Livia, I have gone to join your father. The loss of our property has played only a minor part in my decision. Certainly I have no desire to be a burden to you or your husband. But I have chosen this course because it pays the greatest honor to your father and our marriage. I am sure you have enough daughterly reverence that you would not dream of questioning the rightness of my action.
Secunda is to get my emerald necklace, which I promised her; you may divide the rest of my jewelry with her as you think just.
I forbid you to follow my example, and hope I need not remind you of your responsibilities to your husband and your son.

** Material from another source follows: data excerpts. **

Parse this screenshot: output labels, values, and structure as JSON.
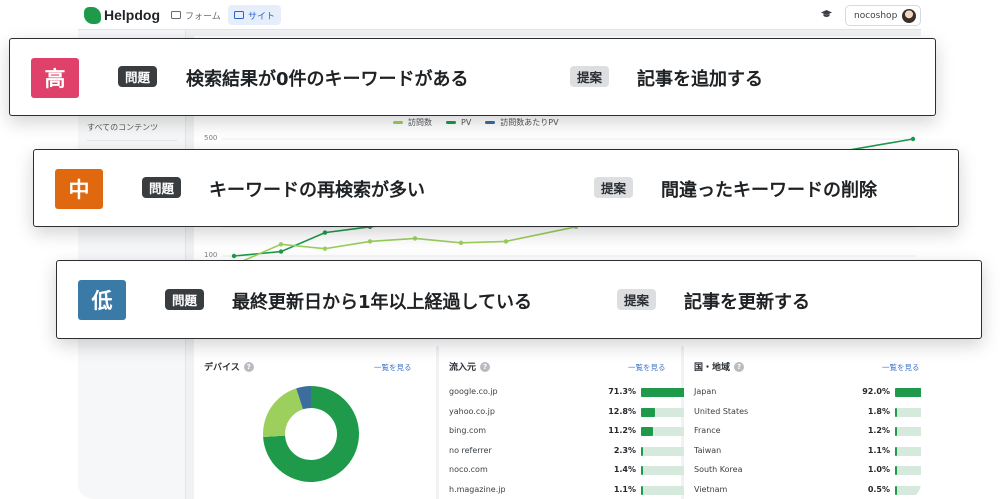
{
  "app": {
    "logo_text": "Helpdog",
    "tabs": [
      {
        "label": "フォーム",
        "icon": "table-icon"
      },
      {
        "label": "サイト",
        "icon": "window-icon"
      }
    ],
    "account": "nocoshop"
  },
  "sidebar": {
    "items": [
      {
        "label": "すべてのコンテンツ"
      }
    ]
  },
  "chart": {
    "legend": [
      "訪問数",
      "PV",
      "訪問数あたりPV"
    ],
    "yticks": [
      "500",
      "100"
    ],
    "colors": {
      "visits": "#9ccf5c",
      "pv": "#1e9a4a",
      "pv_per_visit": "#3b6e9c"
    }
  },
  "chart_data": {
    "type": "line",
    "yticks_visible": [
      "500",
      "100"
    ],
    "series": [
      {
        "name": "PV",
        "values": [
          100,
          115,
          180,
          200,
          215,
          235,
          260,
          300,
          500
        ]
      },
      {
        "name": "訪問数",
        "values": [
          70,
          140,
          125,
          150,
          160,
          145,
          150,
          200
        ]
      }
    ]
  },
  "devices": {
    "title": "デバイス",
    "link": "一覧を見る",
    "slices": [
      {
        "value": 74,
        "color": "#1e9a4a"
      },
      {
        "value": 21,
        "color": "#9ccf5c"
      },
      {
        "value": 5,
        "color": "#3b6e9c"
      }
    ]
  },
  "referrers": {
    "title": "流入元",
    "link": "一覧を見る",
    "rows": [
      {
        "label": "google.co.jp",
        "pct": "71.3%",
        "value": 71.3
      },
      {
        "label": "yahoo.co.jp",
        "pct": "12.8%",
        "value": 12.8
      },
      {
        "label": "bing.com",
        "pct": "11.2%",
        "value": 11.2
      },
      {
        "label": "no referrer",
        "pct": "2.3%",
        "value": 2.3
      },
      {
        "label": "noco.com",
        "pct": "1.4%",
        "value": 1.4
      },
      {
        "label": "h.magazine.jp",
        "pct": "1.1%",
        "value": 1.1
      }
    ]
  },
  "countries": {
    "title": "国・地域",
    "link": "一覧を見る",
    "rows": [
      {
        "label": "Japan",
        "pct": "92.0%",
        "value": 92.0
      },
      {
        "label": "United States",
        "pct": "1.8%",
        "value": 1.8
      },
      {
        "label": "France",
        "pct": "1.2%",
        "value": 1.2
      },
      {
        "label": "Taiwan",
        "pct": "1.1%",
        "value": 1.1
      },
      {
        "label": "South Korea",
        "pct": "1.0%",
        "value": 1.0
      },
      {
        "label": "Vietnam",
        "pct": "0.5%",
        "value": 0.5
      }
    ]
  },
  "cards": [
    {
      "priority": "高",
      "color": "#e0416a",
      "problem_tag": "問題",
      "problem": "検索結果が0件のキーワードがある",
      "proposal_tag": "提案",
      "proposal": "記事を追加する"
    },
    {
      "priority": "中",
      "color": "#e0680e",
      "problem_tag": "問題",
      "problem": "キーワードの再検索が多い",
      "proposal_tag": "提案",
      "proposal": "間違ったキーワードの削除"
    },
    {
      "priority": "低",
      "color": "#3a7aa6",
      "problem_tag": "問題",
      "problem": "最終更新日から1年以上経過している",
      "proposal_tag": "提案",
      "proposal": "記事を更新する"
    }
  ]
}
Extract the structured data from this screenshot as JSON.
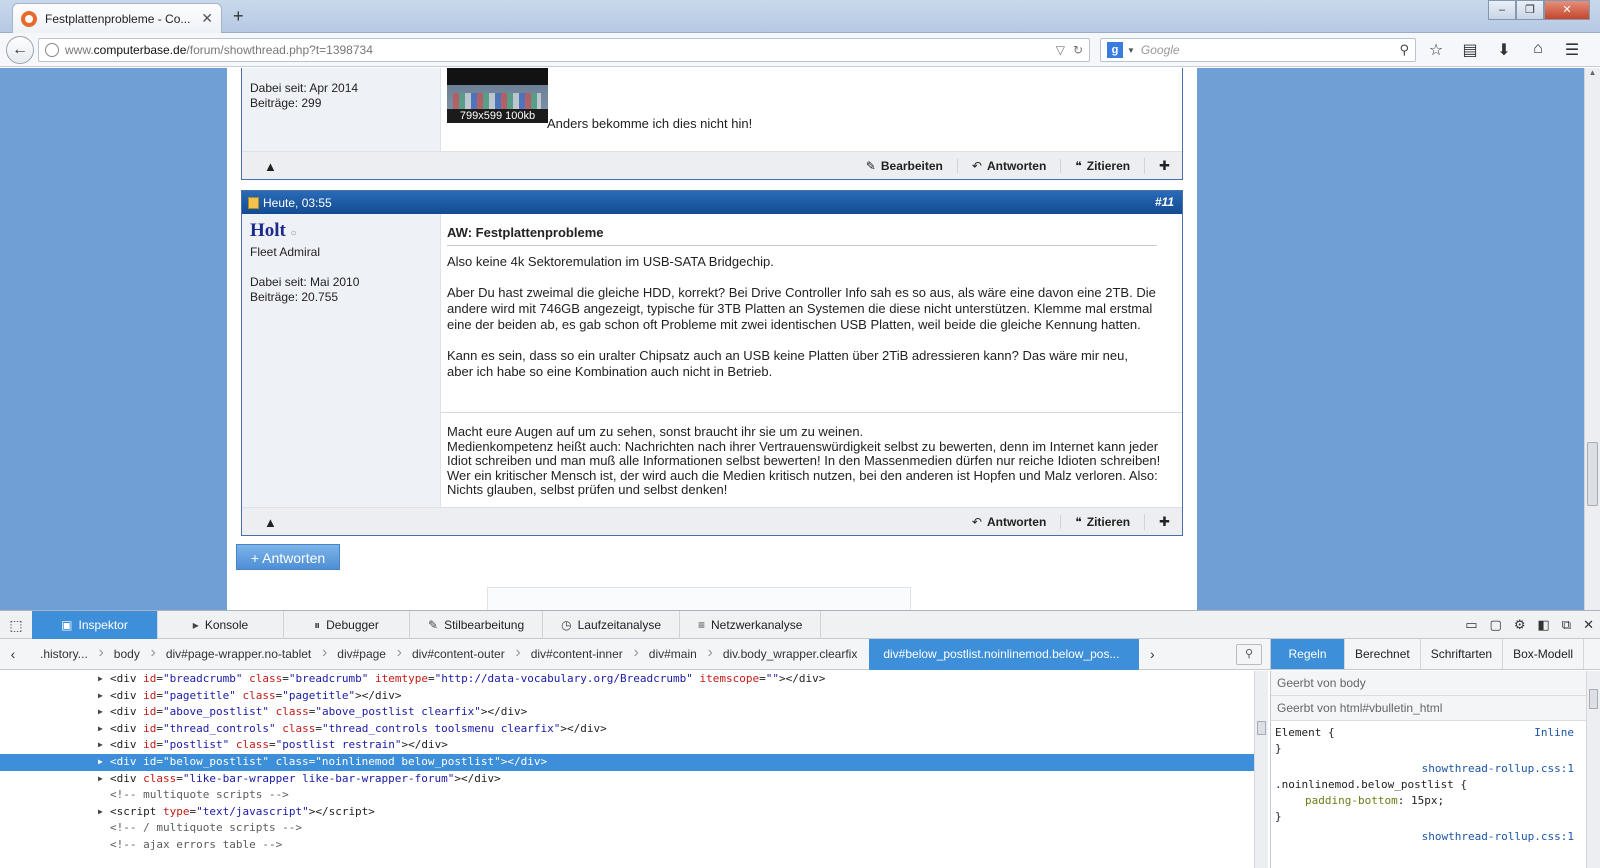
{
  "browser": {
    "tab_title": "Festplattenprobleme - Co...",
    "tab_close": "✕",
    "new_tab": "+",
    "url_prefix": "www.",
    "url_domain": "computerbase.de",
    "url_path": "/forum/showthread.php?t=1398734",
    "search_placeholder": "Google",
    "search_engine_letter": "g"
  },
  "post1": {
    "joined": "Dabei seit: Apr 2014",
    "posts": "Beiträge: 299",
    "thumb_caption": "799x599 100kb",
    "text": "Anders bekomme ich dies nicht hin!",
    "actions": {
      "edit": "Bearbeiten",
      "reply": "Antworten",
      "quote": "Zitieren"
    }
  },
  "post2": {
    "date": "Heute, 03:55",
    "number": "#11",
    "username": "Holt",
    "rank": "Fleet Admiral",
    "joined": "Dabei seit: Mai 2010",
    "posts": "Beiträge: 20.755",
    "title": "AW: Festplattenprobleme",
    "paragraphs": [
      "Also keine 4k Sektoremulation im USB-SATA Bridgechip.",
      "Aber Du hast zweimal die gleiche HDD, korrekt? Bei Drive Controller Info sah es so aus, als wäre eine davon eine 2TB. Die andere wird mit 746GB angezeigt, typische für 3TB Platten an Systemen die diese nicht unterstützen. Klemme mal erstmal eine der beiden ab, es gab schon oft Probleme mit zwei identischen USB Platten, weil beide die gleiche Kennung hatten.",
      "Kann es sein, dass so ein uralter Chipsatz auch an USB keine Platten über 2TiB adressieren kann? Das wäre mir neu, aber ich habe so eine Kombination auch nicht in Betrieb."
    ],
    "signature_line1": "Macht eure Augen auf um zu sehen, sonst braucht ihr sie um zu weinen.",
    "signature_line2": "Medienkompetenz heißt auch: Nachrichten nach ihrer Vertrauenswürdigkeit selbst zu bewerten, denn im Internet kann jeder Idiot schreiben und man muß alle Informationen selbst bewerten! In den Massenmedien dürfen nur reiche Idioten schreiben! Wer ein kritischer Mensch ist, der wird auch die Medien kritisch nutzen, bei den anderen ist Hopfen und Malz verloren. Also: Nichts glauben, selbst prüfen und selbst denken!",
    "actions": {
      "reply": "Antworten",
      "quote": "Zitieren"
    }
  },
  "reply_button": "+ Antworten",
  "devtools": {
    "tabs": [
      "Inspektor",
      "Konsole",
      "Debugger",
      "Stilbearbeitung",
      "Laufzeitanalyse",
      "Netzwerkanalyse"
    ],
    "breadcrumbs": [
      ".history...",
      "body",
      "div#page-wrapper.no-tablet",
      "div#page",
      "div#content-outer",
      "div#content-inner",
      "div#main",
      "div.body_wrapper.clearfix",
      "div#below_postlist.noinlinemod.below_pos..."
    ],
    "side_tabs": [
      "Regeln",
      "Berechnet",
      "Schriftarten",
      "Box-Modell"
    ],
    "inherited_body": "Geerbt von body",
    "inherited_html": "Geerbt von html#vbulletin_html",
    "element_rule": "Element {",
    "inline": "Inline",
    "close_brace": "}",
    "rule1_source": "showthread-rollup.css:1",
    "rule1_selector": ".noinlinemod.below_postlist {",
    "rule1_prop": "padding-bottom",
    "rule1_value": "15px",
    "rule2_source": "showthread-rollup.css:1"
  },
  "colors": {
    "accent": "#3d8fd9",
    "page_bg": "#6f9fd4",
    "post_header": "#114b92",
    "username": "#1c2a8c"
  }
}
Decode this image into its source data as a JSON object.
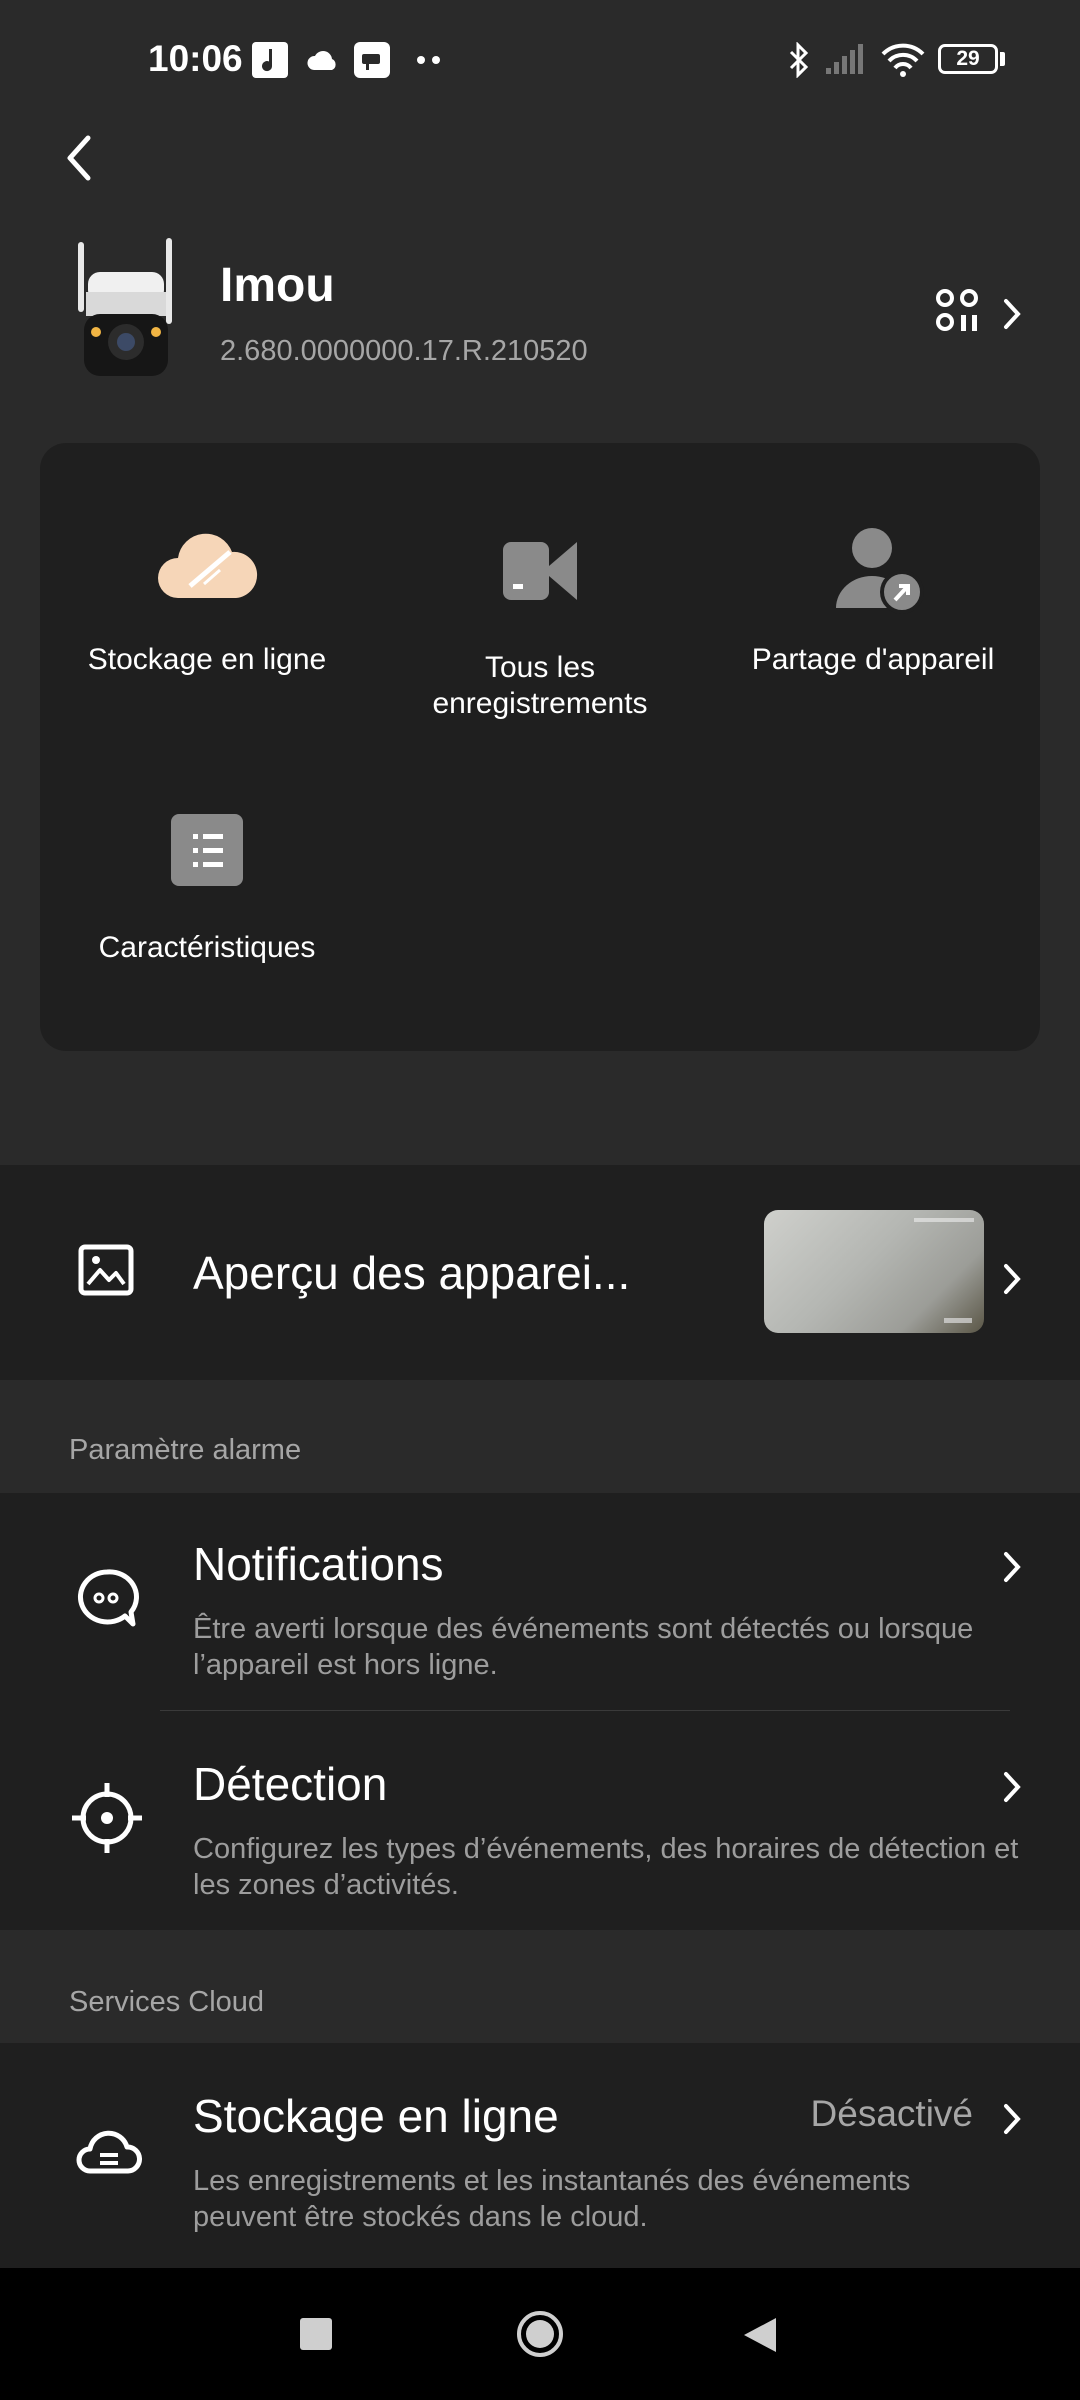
{
  "status_bar": {
    "time": "10:06",
    "battery": "29"
  },
  "device": {
    "name": "Imou",
    "firmware": "2.680.0000000.17.R.210520"
  },
  "quick_actions": [
    {
      "label": "Stockage en ligne"
    },
    {
      "label_line1": "Tous les",
      "label_line2": "enregistrements"
    },
    {
      "label": "Partage d'appareil"
    },
    {
      "label": "Caractéristiques"
    }
  ],
  "preview": {
    "label": "Aperçu des apparei..."
  },
  "alarm_section": {
    "header": "Paramètre alarme",
    "notifications": {
      "title": "Notifications",
      "desc_line1": "Être averti lorsque des événements sont détectés ou lorsque",
      "desc_line2": "l’appareil est hors ligne."
    },
    "detection": {
      "title": "Détection",
      "desc_line1": "Configurez les types d’événements, des horaires de détection et",
      "desc_line2": "les zones d’activités."
    }
  },
  "cloud_section": {
    "header": "Services Cloud",
    "storage": {
      "title": "Stockage en ligne",
      "status": "Désactivé",
      "desc_line1": "Les enregistrements et les instantanés des événements",
      "desc_line2": "peuvent être stockés dans le cloud."
    }
  },
  "colors": {
    "background": "#2a2a2a",
    "card": "#1f1f1f",
    "muted_text": "#a6a6a6",
    "cloud_accent": "#f6d6b8"
  }
}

    I had received the news of my father’s death calmly; Mother was there to order me to be calm. She was not here now. I sank down on my knees, howled like an animal, and tore at my clothes.
    Tiberius Nero came running. It was a long time before he could get me up on my feet. He made me down a sleeping draught, and I soon fell into a stupor. I think my husband was afraid that if he did not give me the draught I would do myself harm.

D ecember is the most joyous month of the year, the time of the Saturnalia, of games and feasting, and at the end of the month, new year’s presents. Fresh grief at this time walls you off from everyone . W ith so many people dead in the proscriptions and in battle, the revels that year had a forced quality, but one still heard music in the streets and smelled honey cakes and spiced wine. When I had to go anywhere, I kept the curtains of my litter closed. Young as I was, I did not know that mourning passes, and was as defenseless before grief as the young usually are.
    I did not take much pleasure even in my son. I felt terrified if he so much as sneezed. What if I lost him as I had lost my parents?
    Soon it was time for me to take up my duties as a wife again. They were less onerous than they had once been. Tiberius Nero’s ardor in the bedchamber had lessened. I suspected that he began seeking other women during my pregnancy, and having fallen into this habit, he never stopped. For men of the nobility this was expected, conventional behavior. It still would have upset me, if I had loved him.
    I no longer had the illusion that my marriage might help save the Republic. The Republic was quite dead. Antony, Lepidus, and Caesar had carved up the empire between them. Antony was in the east, Lepidus in North Africa, and Caesar remained in Italy.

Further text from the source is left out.